Por gerações, as mulheres acreditaram – culpa de nossos ancestrais e da mídia – em príncipe encantado.
Crescemos esperando que ele chegasse num cavalo branco, pronto para nos libertar dessa vida que julgamos sem muita graça, porque não temos a boca da Angelina Jolie, os peitos da Pamela Anderson, os olhos da Mel Lisboa e a bunda da Juliana Paes.
Durante essa demorada espera, encontramos os também famosos ‘sapos’. São os caras que não nos interessam muito e geralmente acabam virando aqueles colegas de balada, ou um amigo de todas as horas.Se tivermos sorte, encontraremos muitos desses vida afora.
O problema são os ‘cachorros’. Qualquer mulher que tenha se atracado com um entende o que pretendo explicar. O cara te beija e faz sexo como ninguém, te leva para passear (mas só de noite), te liga umas 3 vezes por semana. Com o passar do tempo o celular está sempre desligado, anda sempre com uma desculpa esfarrapada, dá ‘perdidos’ e quando você se dá conta ele te trocou por outra (e para piorar eles namoram firme!). Geralmente mais nova, mais magra, mais gostosa, mais loira ou, para te matar de vez, mais baranga. Isso é o fim!
Aí no decepcionamos, juramos que nunca mais vamos nos apaixonar. Só saímos com as amigas, só curtindo balada. Pegamos um, dois e até três numa noite. O legal mesmo dessa solteirice é só ficar com alguém que achamos uma graça, afinal o lema é nada de compromisso. Viva a ditadura da beleza!

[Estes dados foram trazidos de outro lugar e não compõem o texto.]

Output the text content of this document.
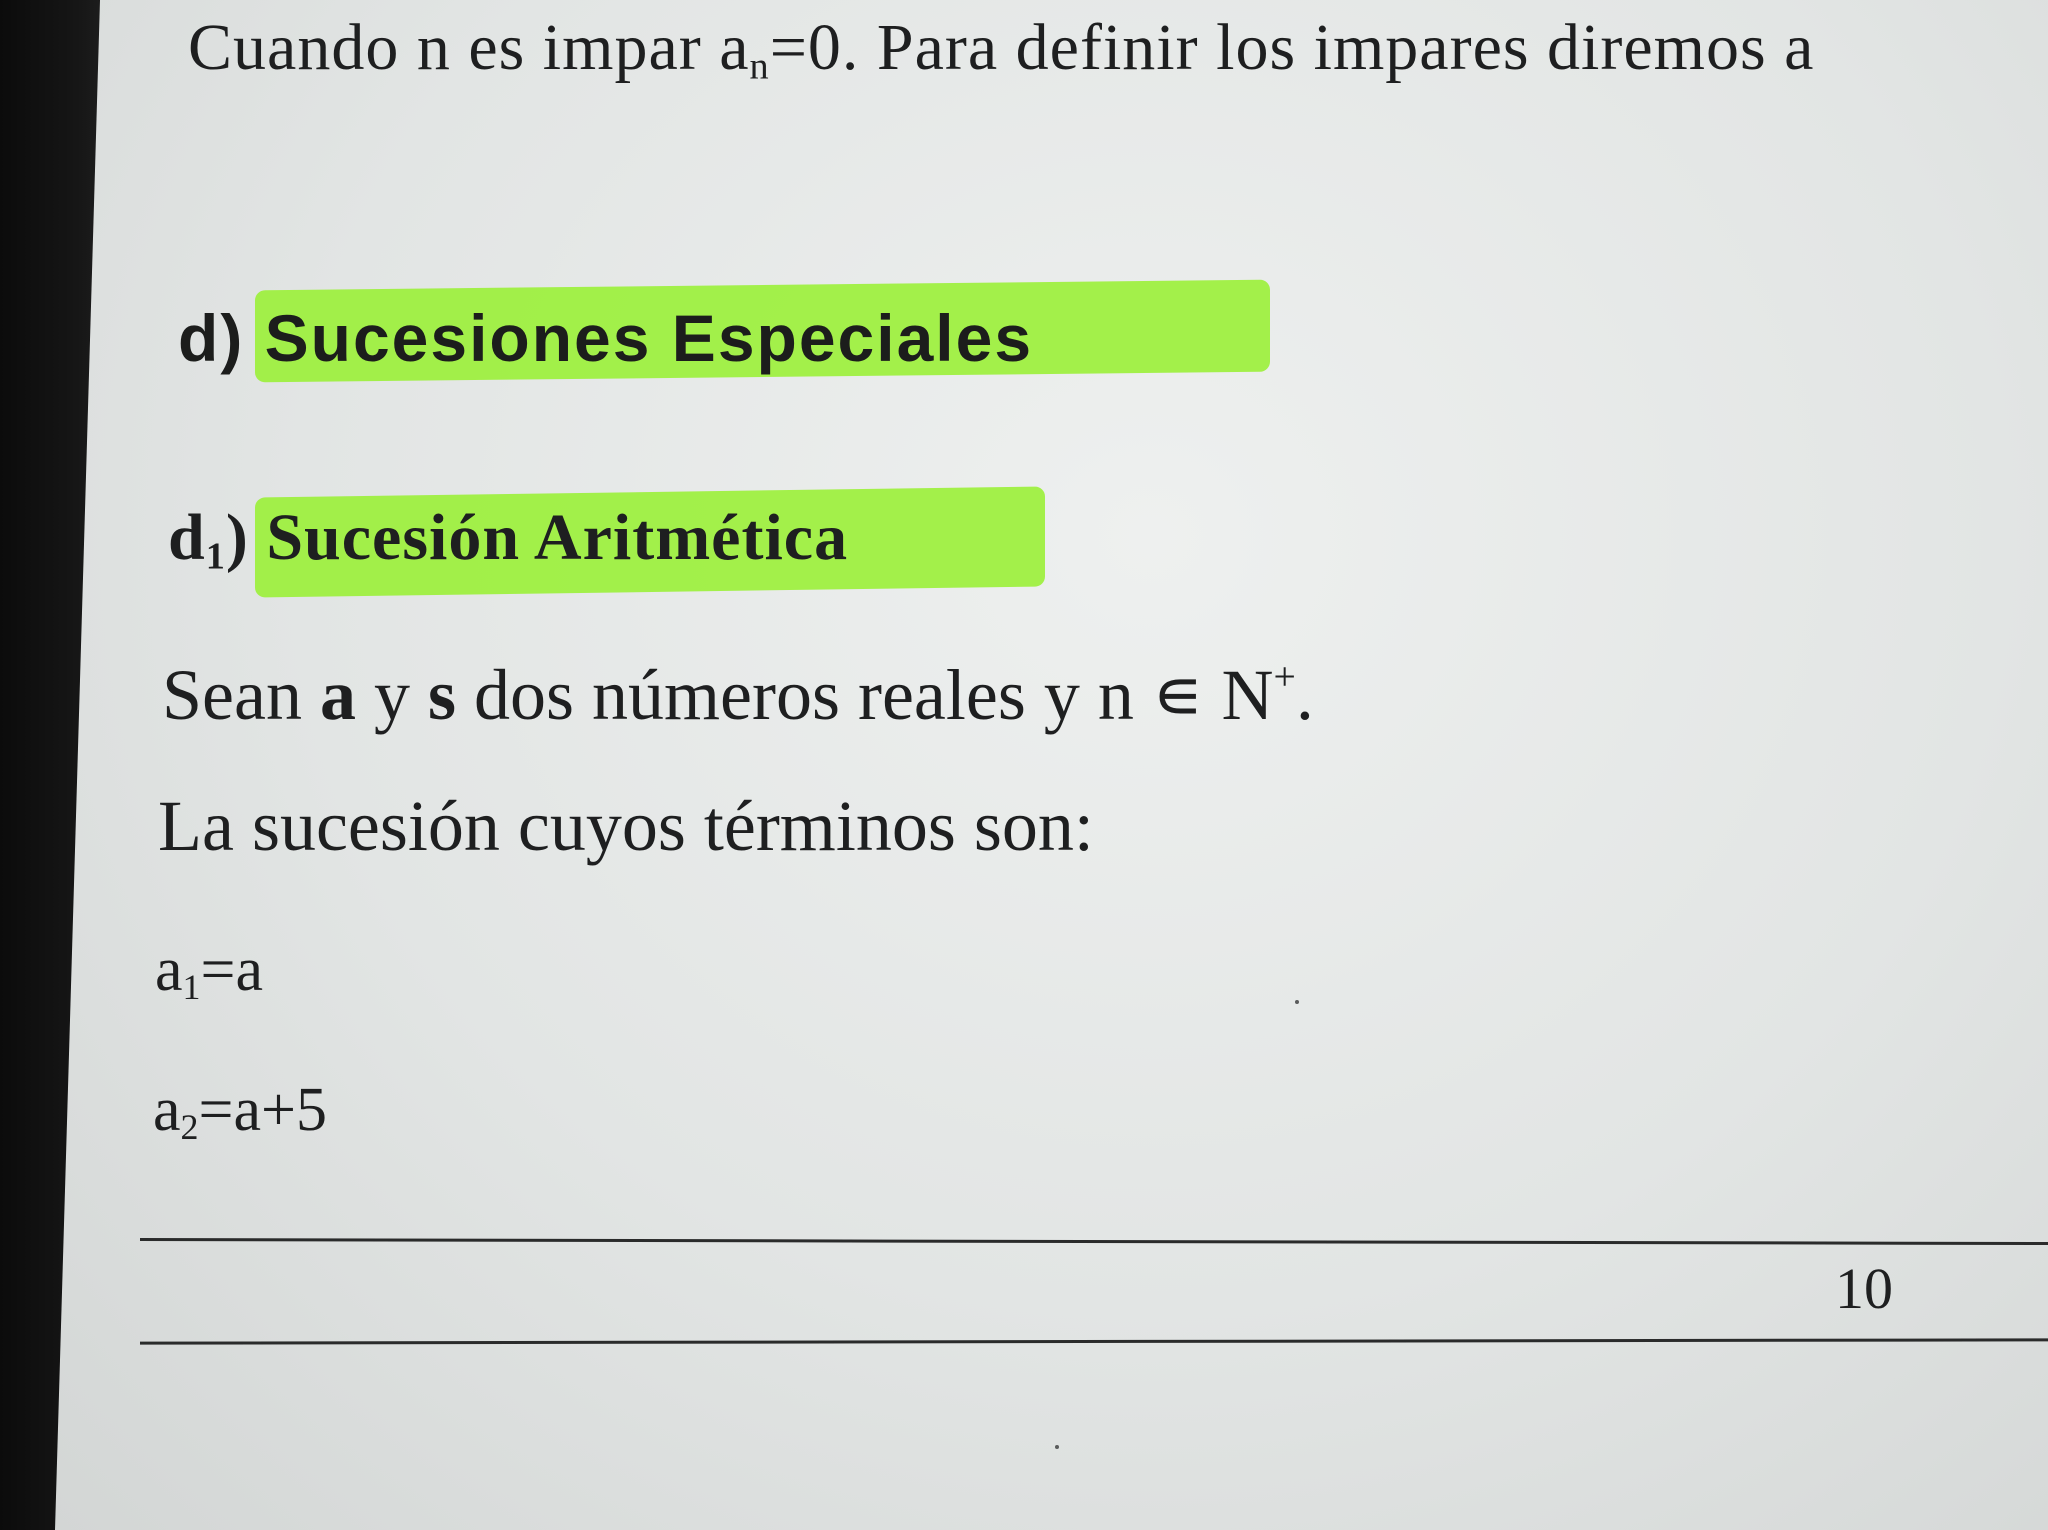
Cuando n es impar $a_n=0$. Para definir los impares diremos a
d) Sucesiones Especiales
$d_1$) Sucesión Aritmética
Sean a y s dos números reales y n ∊ N+.
La sucesión cuyos términos son:
$a_1=a$
$a_2=a+5$
10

Mas com o tempo tudo começa a parecer vazio demais. Depois de uns meses, perde a graça sair todo final de semana e não ter algum motivo para ficar dentro de casa, num sábado à noite, assistindo a um DVD, comendo pipoca e tomando Coca-Cola.
Pegamos, e pegamos bem, aquele garoto que já estamos a fim há algum tempo. Então começamos a sair e aos poucos vamos nos conhecendo, viramos amigos e tudo parece estar indo muito bem, mesmo que não esperemos muita coisa dessa relação. Isso porque já veio alguém e disse horrores sobre ele. Nosso primeiro pensamento foi pular fora, mas de vez em quando somos teimosas e queremos pagar para ver. Então, sem dar ouvidos, seguimos em frente. Sem contar que também já foram falar sobre nosso passado e nem desconfiávamos. Quando descobrimos, ele nem deu trela!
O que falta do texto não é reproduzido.